The Kansas City Royals drafted Giavotella in the second round of the 2008 Major League Baseball draft. He played in Class-A in the Midwest League in 2008 and 2009, advanced to Double-A in 2010, and played in the Pacific Coast League and Triple-A Omaha in 2011.

Giavotella was called up to the majors for the first time on August 5, 2011. On August 7, 2011, Giavotella hit his first major league career home run off the Detroit Tigers' Max Scherzer. Giavotella would finish the 2011 season with 2 home runs and 21 RBI's in 46 games. In 2012, Giavotella split time between the majors and in AAA with the Royals. The Royals recalled Giavotella on June 29, 2013, after Jeff Francoeur was designated for assignment. Giavotella was designated for assignment on December 18, 2014. Giavotella's 2014 season was marred with inconsistency as he was called up to the Royals roster for just 12 games, hitting .216 while not displaying improvement since his rookie year.
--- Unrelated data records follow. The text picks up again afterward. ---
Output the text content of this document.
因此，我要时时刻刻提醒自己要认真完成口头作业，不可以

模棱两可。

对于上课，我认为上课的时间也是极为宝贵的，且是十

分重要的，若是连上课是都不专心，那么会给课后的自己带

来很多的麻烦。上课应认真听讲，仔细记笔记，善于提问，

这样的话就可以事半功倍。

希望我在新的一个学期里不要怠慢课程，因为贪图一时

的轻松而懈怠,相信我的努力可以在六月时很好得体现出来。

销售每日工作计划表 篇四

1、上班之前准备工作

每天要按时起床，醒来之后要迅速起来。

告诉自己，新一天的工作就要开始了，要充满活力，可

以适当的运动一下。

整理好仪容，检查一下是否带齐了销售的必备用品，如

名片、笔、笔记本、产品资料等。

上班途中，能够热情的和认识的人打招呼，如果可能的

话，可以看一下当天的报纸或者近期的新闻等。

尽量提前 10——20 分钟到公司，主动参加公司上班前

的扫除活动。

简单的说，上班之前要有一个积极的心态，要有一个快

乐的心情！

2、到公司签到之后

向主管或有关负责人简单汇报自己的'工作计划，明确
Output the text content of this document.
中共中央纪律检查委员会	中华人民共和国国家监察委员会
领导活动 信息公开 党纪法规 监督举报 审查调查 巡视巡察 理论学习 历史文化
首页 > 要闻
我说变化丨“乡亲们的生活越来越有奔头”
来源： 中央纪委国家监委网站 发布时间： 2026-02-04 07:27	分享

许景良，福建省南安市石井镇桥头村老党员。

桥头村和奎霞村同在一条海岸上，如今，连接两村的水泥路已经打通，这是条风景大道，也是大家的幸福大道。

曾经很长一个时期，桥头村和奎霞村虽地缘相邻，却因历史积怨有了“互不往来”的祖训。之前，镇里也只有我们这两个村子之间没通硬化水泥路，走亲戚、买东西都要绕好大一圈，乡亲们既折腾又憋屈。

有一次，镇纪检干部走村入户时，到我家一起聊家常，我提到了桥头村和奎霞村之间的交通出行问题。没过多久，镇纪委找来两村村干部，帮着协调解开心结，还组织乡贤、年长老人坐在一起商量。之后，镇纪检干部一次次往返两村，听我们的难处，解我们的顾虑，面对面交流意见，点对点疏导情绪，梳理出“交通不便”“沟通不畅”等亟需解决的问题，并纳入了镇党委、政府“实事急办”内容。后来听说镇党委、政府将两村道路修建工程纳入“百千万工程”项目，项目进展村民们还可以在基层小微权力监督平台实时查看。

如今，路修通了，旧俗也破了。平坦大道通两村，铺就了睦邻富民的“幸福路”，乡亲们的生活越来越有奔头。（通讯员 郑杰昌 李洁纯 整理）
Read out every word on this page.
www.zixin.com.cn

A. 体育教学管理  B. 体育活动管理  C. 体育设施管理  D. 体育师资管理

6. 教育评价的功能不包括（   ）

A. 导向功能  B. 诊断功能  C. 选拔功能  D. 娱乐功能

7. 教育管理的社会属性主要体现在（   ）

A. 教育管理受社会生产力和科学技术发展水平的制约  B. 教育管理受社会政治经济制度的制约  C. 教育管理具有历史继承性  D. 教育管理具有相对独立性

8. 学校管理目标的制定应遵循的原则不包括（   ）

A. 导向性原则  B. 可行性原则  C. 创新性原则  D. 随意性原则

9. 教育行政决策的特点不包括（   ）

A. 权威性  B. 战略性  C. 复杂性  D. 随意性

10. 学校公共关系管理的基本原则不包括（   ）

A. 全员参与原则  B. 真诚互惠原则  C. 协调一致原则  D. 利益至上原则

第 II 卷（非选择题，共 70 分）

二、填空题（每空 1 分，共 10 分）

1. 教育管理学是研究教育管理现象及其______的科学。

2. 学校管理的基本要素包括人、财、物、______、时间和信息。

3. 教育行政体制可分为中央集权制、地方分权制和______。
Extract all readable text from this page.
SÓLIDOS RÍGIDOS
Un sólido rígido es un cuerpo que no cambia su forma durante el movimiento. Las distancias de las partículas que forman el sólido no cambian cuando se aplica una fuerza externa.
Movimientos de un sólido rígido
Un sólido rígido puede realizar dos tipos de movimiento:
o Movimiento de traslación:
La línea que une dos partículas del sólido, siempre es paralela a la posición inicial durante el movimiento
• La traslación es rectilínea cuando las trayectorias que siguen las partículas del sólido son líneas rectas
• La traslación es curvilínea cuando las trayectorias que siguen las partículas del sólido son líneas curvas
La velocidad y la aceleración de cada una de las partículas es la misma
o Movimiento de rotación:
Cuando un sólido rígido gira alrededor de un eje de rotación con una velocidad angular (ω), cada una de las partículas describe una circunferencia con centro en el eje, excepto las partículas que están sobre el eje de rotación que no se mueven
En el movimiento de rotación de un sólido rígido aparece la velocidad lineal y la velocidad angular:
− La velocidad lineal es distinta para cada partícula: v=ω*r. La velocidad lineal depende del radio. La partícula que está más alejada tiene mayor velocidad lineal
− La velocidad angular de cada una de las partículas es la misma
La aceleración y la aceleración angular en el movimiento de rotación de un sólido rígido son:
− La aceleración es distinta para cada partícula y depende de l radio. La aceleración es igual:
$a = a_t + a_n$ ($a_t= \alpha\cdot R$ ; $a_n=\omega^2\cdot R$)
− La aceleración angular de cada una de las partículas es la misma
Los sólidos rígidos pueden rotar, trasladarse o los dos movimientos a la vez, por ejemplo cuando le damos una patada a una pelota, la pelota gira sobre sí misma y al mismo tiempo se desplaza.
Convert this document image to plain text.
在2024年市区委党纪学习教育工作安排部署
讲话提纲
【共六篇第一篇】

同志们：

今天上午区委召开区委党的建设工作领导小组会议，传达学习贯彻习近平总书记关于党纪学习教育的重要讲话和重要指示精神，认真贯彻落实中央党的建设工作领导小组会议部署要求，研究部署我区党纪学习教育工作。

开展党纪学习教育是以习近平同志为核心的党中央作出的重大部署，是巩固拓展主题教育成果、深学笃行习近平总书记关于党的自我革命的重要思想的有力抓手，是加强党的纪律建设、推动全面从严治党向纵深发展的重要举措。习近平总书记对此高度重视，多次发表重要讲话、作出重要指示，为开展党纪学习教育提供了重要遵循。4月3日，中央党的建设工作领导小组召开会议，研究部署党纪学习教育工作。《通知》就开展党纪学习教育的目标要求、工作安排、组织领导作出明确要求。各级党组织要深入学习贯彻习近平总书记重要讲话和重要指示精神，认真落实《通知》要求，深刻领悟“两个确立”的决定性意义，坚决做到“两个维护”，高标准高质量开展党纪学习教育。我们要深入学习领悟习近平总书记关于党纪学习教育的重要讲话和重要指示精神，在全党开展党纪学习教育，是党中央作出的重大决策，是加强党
===Los Angeles Angels of Anaheim / Los Angeles Angels===
On December 19, 2014, Giavotella was traded to the Los Angeles Angels of Anaheim in exchange for Brian Broderick. The Angels faced a stiff competition in spring training for the 2nd base position, as he battled against fellow infielders Josh Rutledge and Grant Green. After besting the competition, Giavotella cracked the opening day roster for the first time in his career. The 2015 season saw Giavotella manning second base for the majority of the season, setting career highs in every offensive category. In 2016, while he improved his defense dramatically from the prior season, Giavotella was designated for assignment towards the end of the month of August and was not called up when rosters expanded in September. Giavotella would finish his 2016 season with a career high 6 home runs and a .260 AVG in 99 games.

===Baltimore Orioles===
On February 1, 2017, Giavotella signed a minor league contract with the Baltimore Orioles. In July, the Orioles selected his contract and added him to the active roster. With an injury to starting shortstop J. J. Hardy, and a 5-game losing streak heading into the All-Star break, the team's looking for help in the field and at the plate. The 29-year-old infielder had been hitting .306/.368/.441 with 22 doubles, four triples, five homers and 45 RBIs in 83 games for Norfolk. His .306 average ranked him fourth in the International League. Orioles manager Buck Showalter said of him: “There’s no one who plays the game harder than Johnny . . [Norfolk manager Ron Johnson] said he was their best hitter, so we’ll bring him up here, see if there’s a need for what he brings.” On August 1, Giavotella was designated for assignment.

===Miami Marlins===
On December 1, 2017, Giavotella signed a minor league deal with the Miami Marlins. He was released from the organization on May 2, 2018.

===Chicago White Sox===
On May 12, 2018, Giavotella signed a minor league contract with the Chicago White Sox. He was released on June 21, 2018. Giavotella announced his retirement on August 11.

=== University Of New Orleans - General Manager ===
On August 12, 2025, Giavotella was named the first general manager of the Privateers baseball program. Giavotella said of the hiring: "I am incredibly honored to be the first General Manager of the University of New Orleans baseball program, I look forward to sharing my 11 years of professional experience and knowledge with the players and coaches in this locker room."